Manually access the exporter endpoint in a browser and check the metrics snapshot. In most cases, it is enough to see the immediate value of a metric, but it might not be enough if you care about metric value changes over time. Especially for gauge type metrics, it is usually necessary to see a series of metric values.
Use tools that will collect metrics from specified endpoints and visualize them. That is where the Metricat application can be helpful.

Meet Metricat

Metricat is a macOS application for recording and visualizing metrics from a specified endpoint. It can be used to record metrics not only from local but also from remote exporters.

There are several scenarios where Metricat might be handy for a developer.

Local development and debugging

Since Metricat is running locally, you can freely record metrics from any locally running application. This can help with the development and testing of monitorable applications.

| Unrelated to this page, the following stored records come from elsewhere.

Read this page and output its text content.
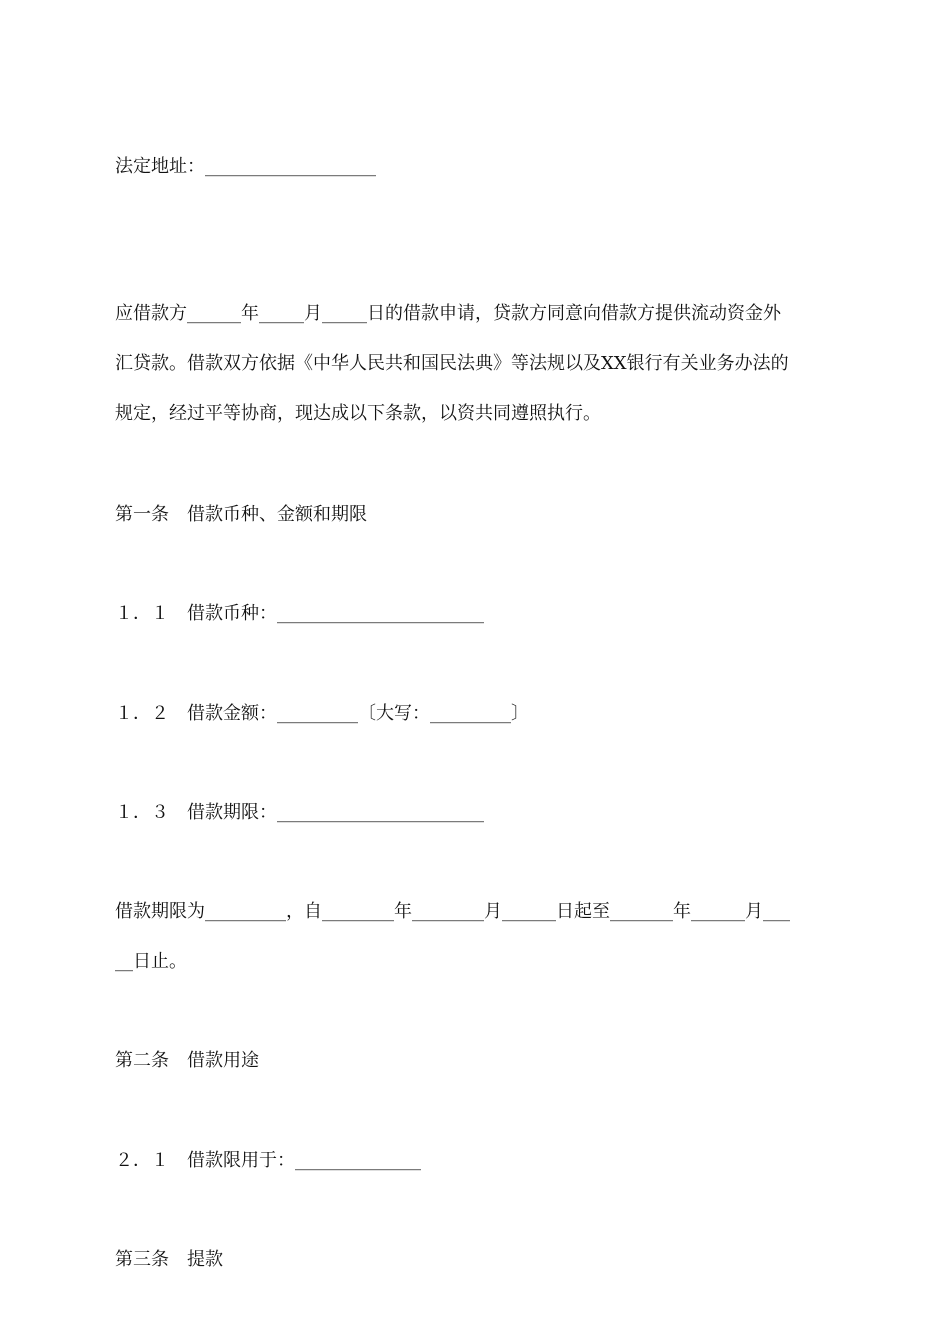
法定地址：___________________
应借款方______年_____月_____日的借款申请，贷款方同意向借款方提供流动资金外
汇贷款。借款双方依据《中华人民共和国民法典》等法规以及XX银行有关业务办法的
规定，经过平等协商，现达成以下条款，以资共同遵照执行。
第一条　借款币种、金额和期限
１．１　借款币种：_______________________
１．２　借款金额：_________〔大写：_________〕
１．３　借款期限：_______________________
借款期限为_________，自________年________月______日起至_______年______月___
__日止。
第二条　借款用途
２．１　借款限用于：______________
第三条　提款
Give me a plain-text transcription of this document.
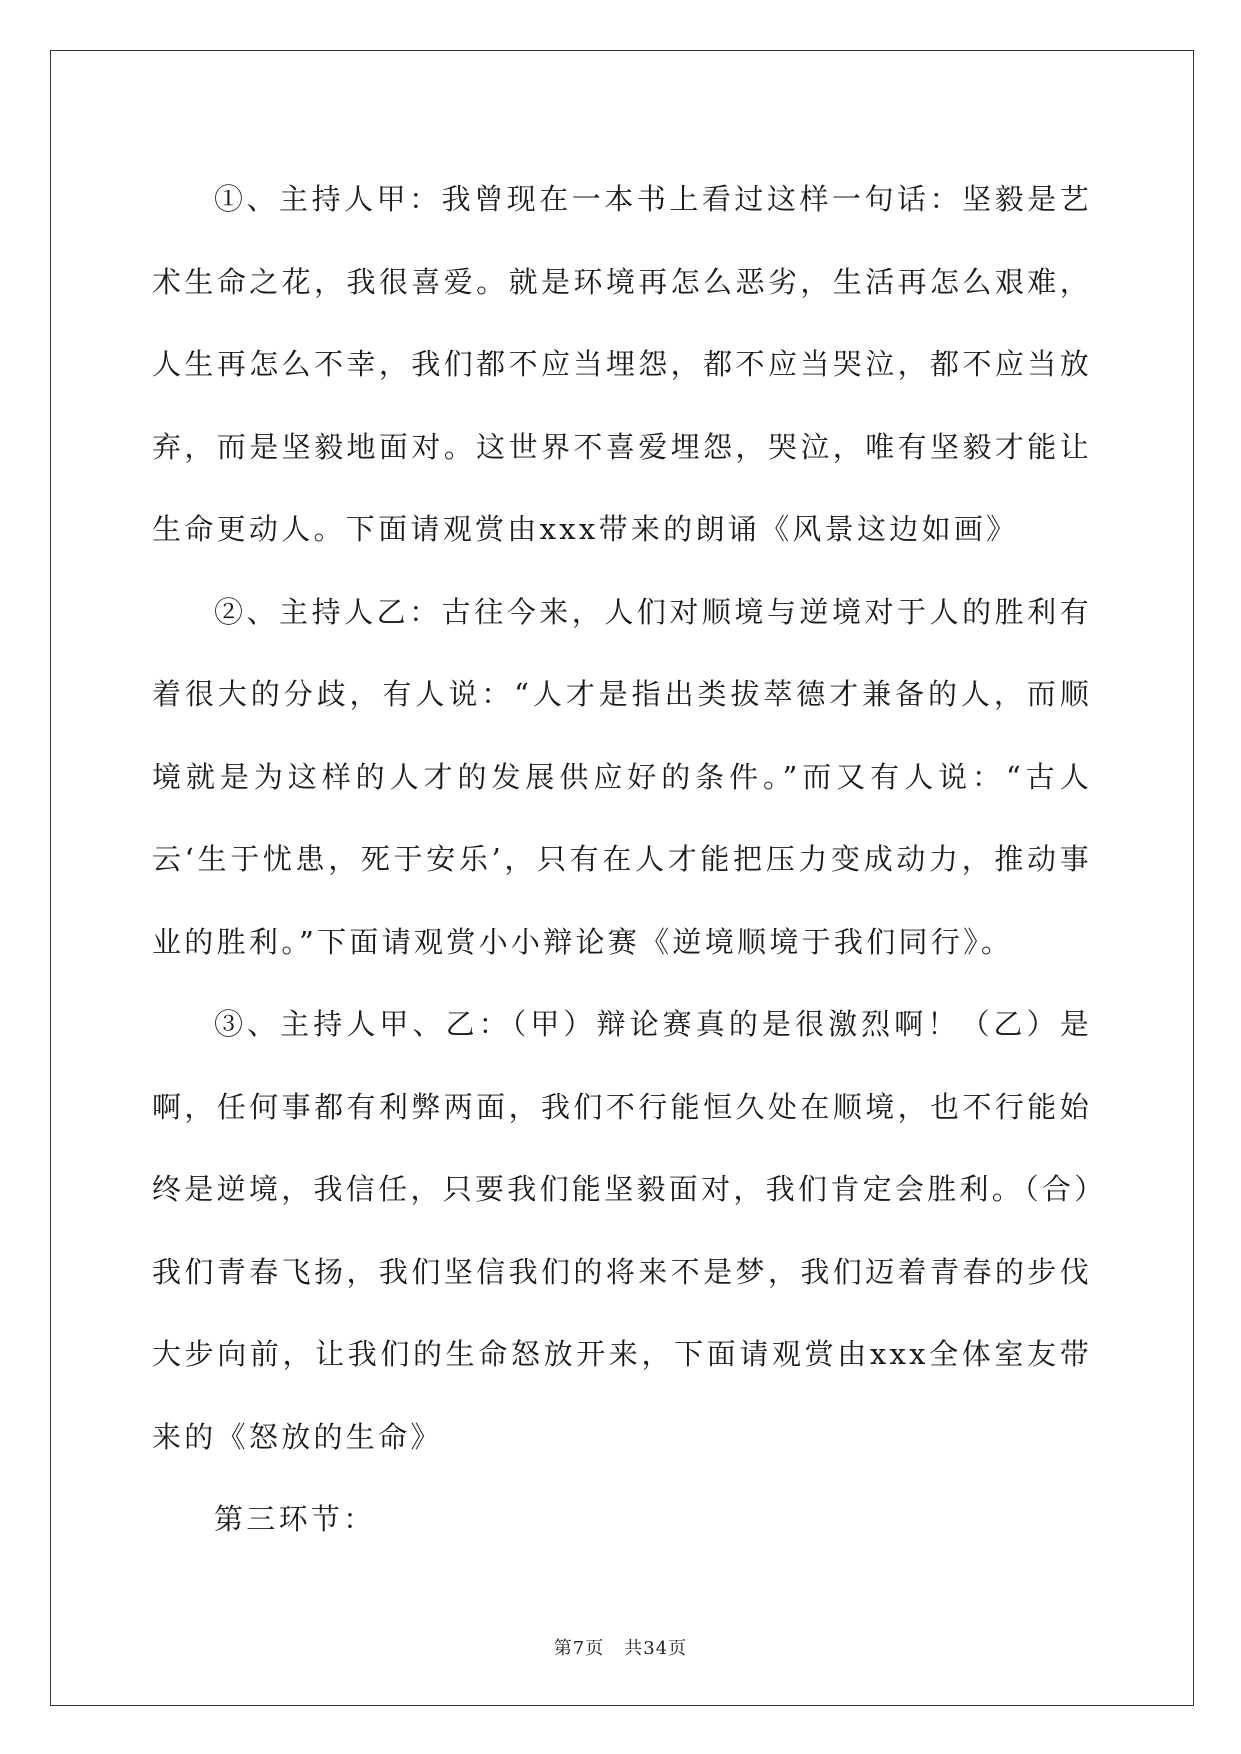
①、主持人甲：我曾现在一本书上看过这样一句话：坚毅是艺术生命之花，我很喜爱。就是环境再怎么恶劣，生活再怎么艰难，人生再怎么不幸，我们都不应当埋怨，都不应当哭泣，都不应当放弃，而是坚毅地面对。这世界不喜爱埋怨，哭泣，唯有坚毅才能让生命更动人。下面请观赏由xxx带来的朗诵《风景这边如画》

②、主持人乙：古往今来，人们对顺境与逆境对于人的胜利有着很大的分歧，有人说：“人才是指出类拔萃德才兼备的人，而顺境就是为这样的人才的发展供应好的条件。”而又有人说：“古人云‘生于忧患，死于安乐’，只有在人才能把压力变成动力，推动事业的胜利。”下面请观赏小小辩论赛《逆境顺境于我们同行》。

③、主持人甲、乙：（甲）辩论赛真的是很激烈啊！（乙）是啊，任何事都有利弊两面，我们不行能恒久处在顺境，也不行能始终是逆境，我信任，只要我们能坚毅面对，我们肯定会胜利。（合）我们青春飞扬，我们坚信我们的将来不是梦，我们迈着青春的步伐大步向前，让我们的生命怒放开来，下面请观赏由xxx全体室友带来的《怒放的生命》

第三环节：

第7页 共34页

Recording metrics with high resolution

The scraping interval can be set freely in Metricat, even once per second. This opens the possibility for recording high-resolution metrics from the server even in production. It's not common to have such a high-resolution scraping interval in production systems, so this feature might help to catch metric changes that are invisible in production Grafana.

Export scraped metrics

After scraping metrics with Metricat, selected metrics can be exported to a CSV file to be used in any other visualization or data analysis tool for further investigation.

Metricat UI

After installing and running the app you will see the connection screen. You can enter your exporter URL and desired interval between scrapings.

After recording starts you will see the list of recordings from which you can choose the one you are interested in and begin monitoring.

Summary

Making server application monitorable is a part of hygiene in the software development world nowadays. We looked at Prometheus, one of the most popular monitoring systems. Discussed how to test metrics exporter of your application locally and use it for debugging of your application.

You can download Metricat and give it a try. It is still in development, more features are planned to be added in the near future, like recent exporters list and query language support.